Grimly funny, mostly unvarnished and frequently proctological ... Aniston, like Keith Morrison and Perry’s eventual costar Bruce Willis, appears here as a warm, if half sketched, character. The more Perry likes a celebrity, the less he mentions them, as if out of professional courtesy ... Perry’s wryly conversational and self-deprecating style will seem familiar to Friends viewers, like a smarter version of Chandler wrote a book. He is easy to like, if prickly, and as easy to relate to as someone with multiple Banksys and a talent for repeatedly blowing up their own life could be.
Funny, fascinating, compelling ... There are some lovely stories ... I’d have liked a few more stories about the Friends years, and a few less about the work that came later. He goes a bit LA woowoo at times, and the words 'creative process' and 'brilliant source material' start to crop up. He thinks that his future will be about helping other addicts and hopes that this unflinching chronicle might play its part. You can’t not love this twinkly, sad, funny, broken man who right to the very end makes you laugh.
Admirably honest, sometimes cringe-inducing memoir ... His book is chiefly about the titular 'Big Terrible Thing': Perry’s alcoholism and painkiller/opioid addiction ... Elsewhere, there’s cringe-inducing griping (poor reviews; award snubs) and barely veiled bragging about his wealth and multimillion-dollar homes ... Perry doesn’t always come across as likable, but maybe that’s the mark of a truthful memoir ... It’s harrowing and revealing about the juncture where extreme compound addiction collides with mega-celebrity. It’s a scream of authentic human pain, albeit one sprinkled with stardust. You end up admiring his honesty.
Reading it is exactly as grim and as exhausting as all that sounds. For a book about a life getting high, this is a collection only of lows ... It isn’t enjoyable (or funny, and Perry is funny) to read and it is not in the least bit glamorous. The chronology is scattered, he repeats himself and his anecdotes, and he at times seems bitter, while at others self-effacing. He has been in Alcoholics Anonymous for decades and at points his narration reads a little as if he is standing at a meeting, sharing his story ... Dark and miserable.
By turns fascinating and maddening, Perry’s memoir is less a tale of a glittering showbiz career than a fitfully gruesome account of his efforts to keep the show on the road ... The drily funny tone is typical of Perry ... The massive show-off in Perry hasn’t been entirely vanquished. He blithely refers to himself as one of the funniest guys on the planet, gets antsy about reviews and can’t stop talking about how rich he is ... Perry can undoubtedly be a pain in the backside but in Friends, Lovers and the Big Terrible Thing he wears his big, bruised heart on his sleeve. The overwhelming sense is of a lonely, disappointed man in desperate need of a hug.
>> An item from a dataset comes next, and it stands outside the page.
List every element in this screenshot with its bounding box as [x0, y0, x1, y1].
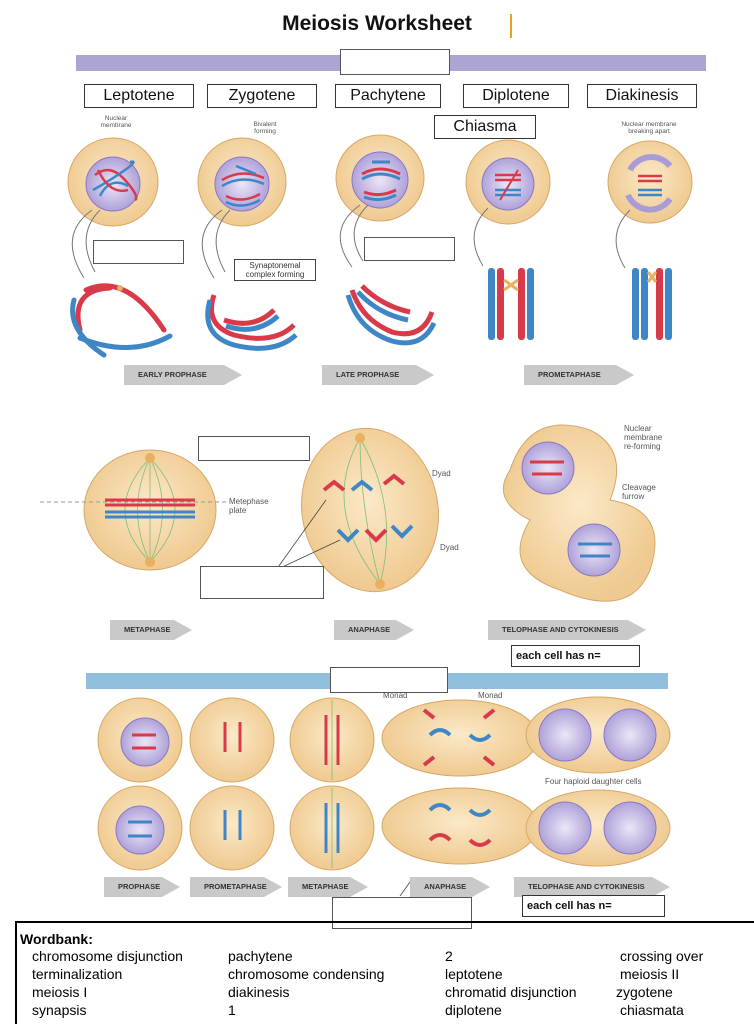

There are so many pills contained within this book that the reader will be tempted to shake it to see if it rattles. The memoir, which Perry began writing on his notes app during the pandemic, is spiky, fast paced and relentlessly self-lacerating. Perry’s grudges are amusing and specific ... He dishes zero gossip on his five co-stars but confirms that off-set, they are all good eggs. He chronicles his various love affairs with a candour that other famous names will not relish ... He achieves something approaching peace towards the final pages. Being Chandler Bing must be a strange and curious fate for an actor, but with it Perry has produced a fizzing account of wrestling the demons of television fame.
Perry is sober, self-aware, and grateful for his life. To hopefully help others, he uses his self-deprecating humor to candidly discuss Friends, lovers, and his addictions ... A tale of hope for those trying to overcome addiction or in recovery. Friends fans will also likely enjoy Perry’s celebrity anecdotes.
There are plenty of memoirs in which celebrities tell you all about the behind-the-scenes horrors they have endured, but this book is different. Perry doesn’t really blame anyone but himself. And it’s a big deal to admit to everything one has done while masking pain in the giant world arena ... He is more like the snarky, funny, vulnerable Chandler in person than he is in the book; in these pages he is forthright and funny at times, but angry and then resigned as his illness goes on ... To watch this handsome, talented man write so honestly about how his addiction and fears have turned him into a bachelor semi-recluse is a difficult read ... Congratulations to him for being alive, first and foremost, and for writing a compelling, partly TMI book about one man’s battle against himself. Could there BE a more human story than that? I don’t think so.
Perry is a blurter, not a storyteller, and no ghostwriter or collaborator was involved in this project. Though he asserts that he does not blame his parents for his difficulties, the author sticks a major pin in the day they sent him on an airplane as an unaccompanied minor when he was 5 years old. Some will find it hard to sympathize with this story, and further mean-spirited outbursts don’t help ... 'I am me,' he writes. 'And that should be enough, it always has been enough.' It’s not enough to carry this memoir ... Strictly for Perry’s fans.